Выбрать главу

- Улица Линкольн, 23, слышите? Разве вы должны слушать приказания этого господина? - и, обратясь ко мне: - Винцент, - сказала она, - если вы не помешаете этому господину, - и она указала на Жака, - попытаться сесть в мою карету, то я позову полицейских…

Силуэты двух полицейских мрачно вырисовывались под одним из фонарей подъезда, и хотя этот маленький разговор был очень короток, но шум голосов уже заставил некоторых из кучеров, сидевших на козлах экипажей, наклониться. При этой угрозе Жак не осмелился повернуть ручку дверцы, на которую он уже положил свою руку. Он отступил на шаг, и карета двинулась вперед, причем голос Камиллы повторял:

- Улица Линкольн, 23, - живо!

- Ну, что? - сказал я после некоторого молчания Жаку, неподвижно стоявшему на тротуаре.

- Ну, что ж, она догадалась о том, что ее ожидает, - резко отвечал он, - и убежала… Будь спокоен. Что отложено, то еще не потеряно. Улица Линкольн? К кому могла она поехать в улицу Линкольн? 23? 23?…

- Она дала этот адрес наудачу, - сказал я, - чтобы возбудить в тебе ревность и заставить тебя думать, что она отправилась на какое-нибудь свидание… Она наверно отдала кучеру другое приказание, как только завернула за угол.

- Во всяком случае мы можем сами туда отправиться и убедиться, - отвечал он. - Если она уже взяла себе любовника и позволила себе сыграть со мной ту штуку, которую сыграла, ты должен согласиться, что она страшная негодяйка…

- Нет, - отвечал я, - несчастное дитя, с которым ты слишком дурно обращался и которое довел до безумия… если бы она и взяла любовника, что это доказало бы, как не одно из тех отчаяний, в которые женщины впадают и в которых все летит кувырком. Такой поступок иногда является самоубийством, но она этого не сделала, я ручаюсь в том… Она слишком горда…

Мы тоже, обмениваясь этими несколькими фразами, сели в проезжавший мимо фиакр и в свою очередь катили по направлению улицы Линкольн. В эту минуту я был занят только одной мыслью: узнать, не заставили ли жестокости, жертвой которых была Камилла, действительно принять какое-нибудь ужасное решение? Мне вспомнились те фразы, которые она говорила мне в первый мой визит в скромную квартирку улицы де ла Барульер, насчет испытываемых ею искушений роскоши, и я слушал, как бы сквозь сон, как философствовал Жак по своему обыкновению, потому ли, что в нем действительно сильнее всего говорил дух Триссотэна, или потому, что он не хотел высказать передо мной собственного беспокойства. Такие развратники, как он, всегда самым искренним образом возмущаются, если любовница, которой они самым хладнокровным образом изменили, находит им заместителя. Еще менее готовы они допустить, что кто-нибудь догадывается о терзающей их злости при подобном оскорблении. Поэтому он перестал жаловаться и начал отвлеченный разговор с присущей ему ясностью. Умы, которые, как его, приучены к наблюдению, обладают даром функционировать почти механически, несмотря ни на какие потрясения. Молан, я думаю, будет диктовать свое сочинение, и удачное, в минуту агонии!…

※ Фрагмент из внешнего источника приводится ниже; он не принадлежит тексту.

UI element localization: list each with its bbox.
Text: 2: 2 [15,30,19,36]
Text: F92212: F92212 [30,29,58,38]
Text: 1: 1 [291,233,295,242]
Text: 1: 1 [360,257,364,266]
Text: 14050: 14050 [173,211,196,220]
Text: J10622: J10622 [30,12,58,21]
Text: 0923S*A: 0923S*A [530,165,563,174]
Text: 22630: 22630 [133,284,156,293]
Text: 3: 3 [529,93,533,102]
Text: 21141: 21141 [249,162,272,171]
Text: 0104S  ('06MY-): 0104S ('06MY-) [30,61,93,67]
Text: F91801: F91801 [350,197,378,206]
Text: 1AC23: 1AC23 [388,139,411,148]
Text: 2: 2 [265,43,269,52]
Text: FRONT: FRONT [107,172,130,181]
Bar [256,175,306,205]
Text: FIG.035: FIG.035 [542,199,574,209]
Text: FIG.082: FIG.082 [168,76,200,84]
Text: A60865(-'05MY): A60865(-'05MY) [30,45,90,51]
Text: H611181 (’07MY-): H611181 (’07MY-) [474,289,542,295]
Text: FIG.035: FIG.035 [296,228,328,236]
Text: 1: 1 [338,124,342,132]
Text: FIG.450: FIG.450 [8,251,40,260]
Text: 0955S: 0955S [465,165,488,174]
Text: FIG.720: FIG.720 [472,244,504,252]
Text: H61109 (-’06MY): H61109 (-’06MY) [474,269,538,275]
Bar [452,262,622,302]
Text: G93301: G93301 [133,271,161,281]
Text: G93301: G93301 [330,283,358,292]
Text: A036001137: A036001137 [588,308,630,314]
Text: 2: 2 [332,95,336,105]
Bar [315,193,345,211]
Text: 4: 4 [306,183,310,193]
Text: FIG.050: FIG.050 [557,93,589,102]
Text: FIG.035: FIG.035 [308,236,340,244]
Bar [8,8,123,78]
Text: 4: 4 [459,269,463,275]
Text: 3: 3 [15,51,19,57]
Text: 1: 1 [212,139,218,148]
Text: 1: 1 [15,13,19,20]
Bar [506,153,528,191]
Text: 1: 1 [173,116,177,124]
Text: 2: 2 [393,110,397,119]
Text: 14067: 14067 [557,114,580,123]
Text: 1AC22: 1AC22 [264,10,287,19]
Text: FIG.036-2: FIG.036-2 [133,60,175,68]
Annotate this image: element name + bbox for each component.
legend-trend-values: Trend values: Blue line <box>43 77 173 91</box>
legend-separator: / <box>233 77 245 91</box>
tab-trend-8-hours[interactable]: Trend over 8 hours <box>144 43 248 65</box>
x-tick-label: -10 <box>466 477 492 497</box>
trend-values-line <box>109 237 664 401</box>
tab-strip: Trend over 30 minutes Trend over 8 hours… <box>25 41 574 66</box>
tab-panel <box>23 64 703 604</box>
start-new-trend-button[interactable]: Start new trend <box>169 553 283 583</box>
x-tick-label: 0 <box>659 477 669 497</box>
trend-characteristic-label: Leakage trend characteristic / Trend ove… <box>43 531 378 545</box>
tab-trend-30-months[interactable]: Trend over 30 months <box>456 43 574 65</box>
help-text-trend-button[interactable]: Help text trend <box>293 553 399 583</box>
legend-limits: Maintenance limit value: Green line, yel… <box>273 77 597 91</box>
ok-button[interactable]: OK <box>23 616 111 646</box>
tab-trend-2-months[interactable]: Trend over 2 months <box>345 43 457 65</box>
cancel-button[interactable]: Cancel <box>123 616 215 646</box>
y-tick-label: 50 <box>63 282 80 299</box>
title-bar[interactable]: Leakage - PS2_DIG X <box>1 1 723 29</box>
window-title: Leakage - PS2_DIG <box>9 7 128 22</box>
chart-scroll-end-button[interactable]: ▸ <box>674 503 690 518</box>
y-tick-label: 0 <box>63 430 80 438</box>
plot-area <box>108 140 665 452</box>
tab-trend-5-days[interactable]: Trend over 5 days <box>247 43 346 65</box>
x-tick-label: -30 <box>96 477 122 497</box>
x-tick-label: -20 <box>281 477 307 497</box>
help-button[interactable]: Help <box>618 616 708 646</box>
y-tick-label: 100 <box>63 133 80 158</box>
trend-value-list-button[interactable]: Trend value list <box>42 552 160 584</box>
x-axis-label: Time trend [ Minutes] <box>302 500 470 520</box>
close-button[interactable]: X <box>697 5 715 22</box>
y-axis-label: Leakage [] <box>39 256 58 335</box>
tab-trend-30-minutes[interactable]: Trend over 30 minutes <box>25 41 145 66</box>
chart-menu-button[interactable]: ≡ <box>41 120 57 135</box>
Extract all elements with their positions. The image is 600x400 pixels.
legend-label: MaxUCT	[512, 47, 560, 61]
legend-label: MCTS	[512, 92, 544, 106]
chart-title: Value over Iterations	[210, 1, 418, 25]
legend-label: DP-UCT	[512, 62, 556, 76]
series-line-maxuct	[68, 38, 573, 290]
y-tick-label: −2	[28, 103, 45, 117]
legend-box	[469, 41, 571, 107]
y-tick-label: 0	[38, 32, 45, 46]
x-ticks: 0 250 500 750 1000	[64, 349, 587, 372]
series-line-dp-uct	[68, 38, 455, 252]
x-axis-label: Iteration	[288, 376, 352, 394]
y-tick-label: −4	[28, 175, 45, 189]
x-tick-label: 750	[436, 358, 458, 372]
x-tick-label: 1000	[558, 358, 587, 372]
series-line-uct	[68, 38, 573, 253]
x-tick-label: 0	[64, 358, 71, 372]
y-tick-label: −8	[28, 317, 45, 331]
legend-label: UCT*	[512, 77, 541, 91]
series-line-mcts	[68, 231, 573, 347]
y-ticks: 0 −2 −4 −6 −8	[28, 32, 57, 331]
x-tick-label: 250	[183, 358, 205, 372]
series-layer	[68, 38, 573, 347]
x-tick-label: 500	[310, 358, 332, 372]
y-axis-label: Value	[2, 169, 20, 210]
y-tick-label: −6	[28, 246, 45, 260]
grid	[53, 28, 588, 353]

- Во всяком случае эта негодяйка Камилла доставила нам любопытный документ. Ты, ведь, также смеешься на тем, что писатели претендуют на раздвоение личности? Знаешь ли ты, о чем я думал в ту самую минуту, как она подходила к нам, произнося знаменитый стих:

И чье чело краснеть не станет никогда.

Я отдавал себе отчет в том, что это не произвело впечатления. Эффект так-таки и пропал; на сцене он всегда удается… Почему? Я сейчас же нашел, что причина этого лежит в великом законе ракурса, господствующем на подмостках. Ты следишь за моей мыслью? Для того, чтобы в жизни подобный намек мог произвести настоящее действие, надо было бы, чтобы все присутствующие были посвящены в закулисную сторону драмы, эпизодом которой он является.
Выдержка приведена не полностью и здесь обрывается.